The international protection of human rights can work only through the internalisation of those rights as indigenous values in the socialisation of children and interpersonal and communal relations. External protection may appear necessary because both the violation and implementation of human rights always happen within the territorial jurisdiction of one state or another. Yet the intervention itself is a violation of sovereignty. In any case, external actors cannot be present everywhere and long enough to ensure comprehensive, consistent, and sustainable protection of human rights. External actors cannot have the legitimacy, cultural competence, and local access to prevent or remedy violations.
The inadequacy of hegemonic liberal relativism is also clear in that the monitoring and evaluation mechanisms deployed by liberal actors are designed for the negative task of collecting narrow information about violation of a limited number of rights, usually of political elites who are competing over political power in the name of protecting the rights of the poor. Priorities of monitoring violations are determined by what official and private donors are willing to fund, and there is no evaluation of the effectiveness of what is done. The fact that violations of rights are accurately reported does not mean that they will end or be redressed, and there is no follow-up to ensure any specific outcome.
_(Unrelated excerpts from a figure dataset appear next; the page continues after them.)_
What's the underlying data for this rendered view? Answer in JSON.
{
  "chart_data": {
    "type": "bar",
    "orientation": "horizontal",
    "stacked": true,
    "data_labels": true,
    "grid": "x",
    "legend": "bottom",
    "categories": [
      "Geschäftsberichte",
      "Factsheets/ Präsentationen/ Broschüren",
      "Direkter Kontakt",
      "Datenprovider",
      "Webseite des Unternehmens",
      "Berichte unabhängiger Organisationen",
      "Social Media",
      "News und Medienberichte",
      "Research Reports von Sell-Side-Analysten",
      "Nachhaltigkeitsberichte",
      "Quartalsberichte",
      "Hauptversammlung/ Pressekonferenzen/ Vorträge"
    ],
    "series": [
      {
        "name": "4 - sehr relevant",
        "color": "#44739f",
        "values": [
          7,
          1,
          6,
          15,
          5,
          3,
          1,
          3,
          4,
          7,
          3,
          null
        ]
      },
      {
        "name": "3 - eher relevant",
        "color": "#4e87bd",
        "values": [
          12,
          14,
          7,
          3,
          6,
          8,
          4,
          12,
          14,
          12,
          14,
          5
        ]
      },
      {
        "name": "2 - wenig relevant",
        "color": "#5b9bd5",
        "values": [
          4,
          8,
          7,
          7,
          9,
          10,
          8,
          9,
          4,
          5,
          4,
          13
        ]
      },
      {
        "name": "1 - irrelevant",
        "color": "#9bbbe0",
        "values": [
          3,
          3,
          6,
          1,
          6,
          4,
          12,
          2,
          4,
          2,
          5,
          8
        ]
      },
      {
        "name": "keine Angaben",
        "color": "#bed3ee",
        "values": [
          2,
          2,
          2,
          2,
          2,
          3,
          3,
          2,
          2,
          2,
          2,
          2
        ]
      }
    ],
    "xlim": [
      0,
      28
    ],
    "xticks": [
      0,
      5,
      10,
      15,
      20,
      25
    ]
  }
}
The liberal approach can only work in a piecemeal and reactive manner, responding to human rights violations after they occur, rather than pre-empting them or preventing their occurrence. It also tends to focus on specific cases or limited issues, without attempting to address structural causes of human rights violations or creating institutional mechanisms for sustainable respect for and protection of rights. The whole system of international law and relations and private donors who support the present human rights regime is necessarily opposed to addressing the underlying causes of violations because to do so would threaten the existence of the major actors in both official and private domains.
This critique does not deny the role of present inter-governmental and non-governmental human rights regimes, but only seeks to expose its inherent relativity. Let us acknowledge that all we can have are competing relativisms so that we can begin to debate relative benefits to differently positioned populations. The essential doctrine of human rights can only be realized by entrusting the effort to realize them to the human agency of the subjects of those rights, and shifting action to the essentially political nature of the struggle.1 National and international legal strategies can only follow political action, never lead or replace it.